The way it works is that you decide what you want to do. You figure out what spheres it needs to make it happen. The GM decides how many successes you need to roll to do it. Then you roll Arete.
Simple enough. Except Arete is probably going to be rated from 3-5, giving you only a few dice to roll at a time (in every edition of the game, Arete starts at one and is capped at 3 during character creation, a move that is as enraging as it is baffling), but the guidelines for how many successes something costs suggest that effects will need several, possibly even dozens, of successes to activate. This leads to Mage leaning on the Storyteller System's worst mechanic - extended rolls.
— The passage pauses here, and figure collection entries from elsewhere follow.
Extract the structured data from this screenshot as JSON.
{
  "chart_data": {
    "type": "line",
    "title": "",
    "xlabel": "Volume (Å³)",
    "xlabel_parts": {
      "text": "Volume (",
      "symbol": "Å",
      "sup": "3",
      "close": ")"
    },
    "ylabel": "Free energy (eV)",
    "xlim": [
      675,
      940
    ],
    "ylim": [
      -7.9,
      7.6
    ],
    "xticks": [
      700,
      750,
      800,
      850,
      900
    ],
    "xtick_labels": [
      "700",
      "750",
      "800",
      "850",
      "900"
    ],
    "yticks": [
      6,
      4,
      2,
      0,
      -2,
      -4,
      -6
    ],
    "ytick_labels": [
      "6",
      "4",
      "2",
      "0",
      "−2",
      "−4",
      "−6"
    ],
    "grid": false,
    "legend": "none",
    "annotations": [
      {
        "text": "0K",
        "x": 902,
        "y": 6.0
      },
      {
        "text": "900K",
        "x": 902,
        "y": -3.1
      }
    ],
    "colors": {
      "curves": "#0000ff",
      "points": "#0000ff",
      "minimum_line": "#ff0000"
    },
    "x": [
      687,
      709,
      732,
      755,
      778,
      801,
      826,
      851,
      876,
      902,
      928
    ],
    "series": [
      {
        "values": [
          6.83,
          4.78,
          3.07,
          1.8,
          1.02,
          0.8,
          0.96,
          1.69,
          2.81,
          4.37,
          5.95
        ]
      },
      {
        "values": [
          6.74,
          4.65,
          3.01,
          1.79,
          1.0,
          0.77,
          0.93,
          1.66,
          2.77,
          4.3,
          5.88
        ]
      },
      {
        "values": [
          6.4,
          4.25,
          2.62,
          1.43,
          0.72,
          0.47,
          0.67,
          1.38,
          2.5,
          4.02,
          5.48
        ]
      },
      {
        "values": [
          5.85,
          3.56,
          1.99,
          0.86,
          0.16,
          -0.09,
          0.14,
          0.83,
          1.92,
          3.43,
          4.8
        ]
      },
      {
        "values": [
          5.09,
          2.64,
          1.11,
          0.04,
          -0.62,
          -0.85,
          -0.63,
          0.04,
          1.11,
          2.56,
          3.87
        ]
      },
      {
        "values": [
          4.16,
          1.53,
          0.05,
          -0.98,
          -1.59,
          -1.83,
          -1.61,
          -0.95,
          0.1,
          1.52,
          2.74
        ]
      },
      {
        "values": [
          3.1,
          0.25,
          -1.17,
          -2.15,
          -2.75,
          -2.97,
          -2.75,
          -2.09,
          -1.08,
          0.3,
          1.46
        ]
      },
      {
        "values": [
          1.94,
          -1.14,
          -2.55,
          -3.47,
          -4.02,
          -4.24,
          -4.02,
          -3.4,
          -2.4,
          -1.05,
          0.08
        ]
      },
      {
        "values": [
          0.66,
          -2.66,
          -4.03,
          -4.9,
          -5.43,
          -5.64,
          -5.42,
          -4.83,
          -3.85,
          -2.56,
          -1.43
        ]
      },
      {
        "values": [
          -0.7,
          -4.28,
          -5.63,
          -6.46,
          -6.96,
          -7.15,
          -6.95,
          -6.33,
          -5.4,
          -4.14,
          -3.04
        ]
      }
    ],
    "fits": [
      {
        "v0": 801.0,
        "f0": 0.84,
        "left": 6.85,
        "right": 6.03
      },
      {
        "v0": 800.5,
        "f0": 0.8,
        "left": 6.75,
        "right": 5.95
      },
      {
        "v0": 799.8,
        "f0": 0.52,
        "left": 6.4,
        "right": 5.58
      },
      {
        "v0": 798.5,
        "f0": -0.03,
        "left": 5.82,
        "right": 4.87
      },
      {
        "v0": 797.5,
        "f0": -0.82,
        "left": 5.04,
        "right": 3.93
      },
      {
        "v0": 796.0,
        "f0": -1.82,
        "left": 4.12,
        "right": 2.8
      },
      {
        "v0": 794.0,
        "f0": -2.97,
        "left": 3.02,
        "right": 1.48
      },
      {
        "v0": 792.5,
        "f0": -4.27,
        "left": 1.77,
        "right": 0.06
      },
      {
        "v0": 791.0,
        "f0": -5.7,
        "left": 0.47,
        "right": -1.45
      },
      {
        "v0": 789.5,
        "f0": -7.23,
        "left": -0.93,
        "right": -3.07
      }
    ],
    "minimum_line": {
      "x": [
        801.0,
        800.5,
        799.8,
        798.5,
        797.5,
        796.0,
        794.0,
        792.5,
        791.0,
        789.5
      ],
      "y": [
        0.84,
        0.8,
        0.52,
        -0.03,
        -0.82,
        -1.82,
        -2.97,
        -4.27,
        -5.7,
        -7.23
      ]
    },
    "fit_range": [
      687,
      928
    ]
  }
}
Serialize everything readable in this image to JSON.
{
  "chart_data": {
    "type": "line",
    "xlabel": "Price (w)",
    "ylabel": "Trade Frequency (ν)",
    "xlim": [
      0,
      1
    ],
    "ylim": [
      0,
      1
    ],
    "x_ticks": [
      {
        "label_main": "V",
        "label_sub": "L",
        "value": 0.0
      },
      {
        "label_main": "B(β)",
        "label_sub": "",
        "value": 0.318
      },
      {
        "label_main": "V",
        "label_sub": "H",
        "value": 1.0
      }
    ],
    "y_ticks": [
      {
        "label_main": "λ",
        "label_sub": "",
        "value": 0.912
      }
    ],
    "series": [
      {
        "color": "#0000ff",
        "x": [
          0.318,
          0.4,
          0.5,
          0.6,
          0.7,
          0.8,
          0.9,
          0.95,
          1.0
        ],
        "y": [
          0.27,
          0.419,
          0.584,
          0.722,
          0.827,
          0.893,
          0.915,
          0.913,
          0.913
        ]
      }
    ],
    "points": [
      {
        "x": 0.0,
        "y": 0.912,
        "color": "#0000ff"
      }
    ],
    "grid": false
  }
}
The end result is a highly technical system where you're constantly counting, calculating difficulties, and trying to eyeball the remaining time to completion. And while I might have made it sound more engaging than it turned out to be, even for people who like the fiddliness of the the current system, it undeniably forces setting, thematic, and narrative considerations to compete for the players' limited headspace.
Though I personally prefer a more baroque system where every Tradition gets an Exalted-style fatsplat that makes it feel different in play, it's probably more in keeping with the spirit of old Storyteller too streamline the system. I think what Mage really wants is a magic system that gets out of the way. Maybe spellcasting sould be something like Adventure!'s dramatic editing. Take the dice completely out of it. At the very least, if the maximum Arete dice pool is 10, then there should be no magical effect that requires more than 10 successes. If you don't want long-duration effects to happen on an instant scale, just require a longer casting time before you allow the roll. Free up mental room for elaborate descriptions.
Hindsight is 20/20, though. I'm pretty sure that the Sphere system is Mage's high concept and the Traditions evolved over time as both the authors and fans became more interested in the game's philosophical themes.
Ukss Contribution: This has actually been one of the weaker Mage books when it comes to novel fantasy ideas. I'll go with the Nightmare Theater. There are no details about what it's like or what happens there. I just like the name.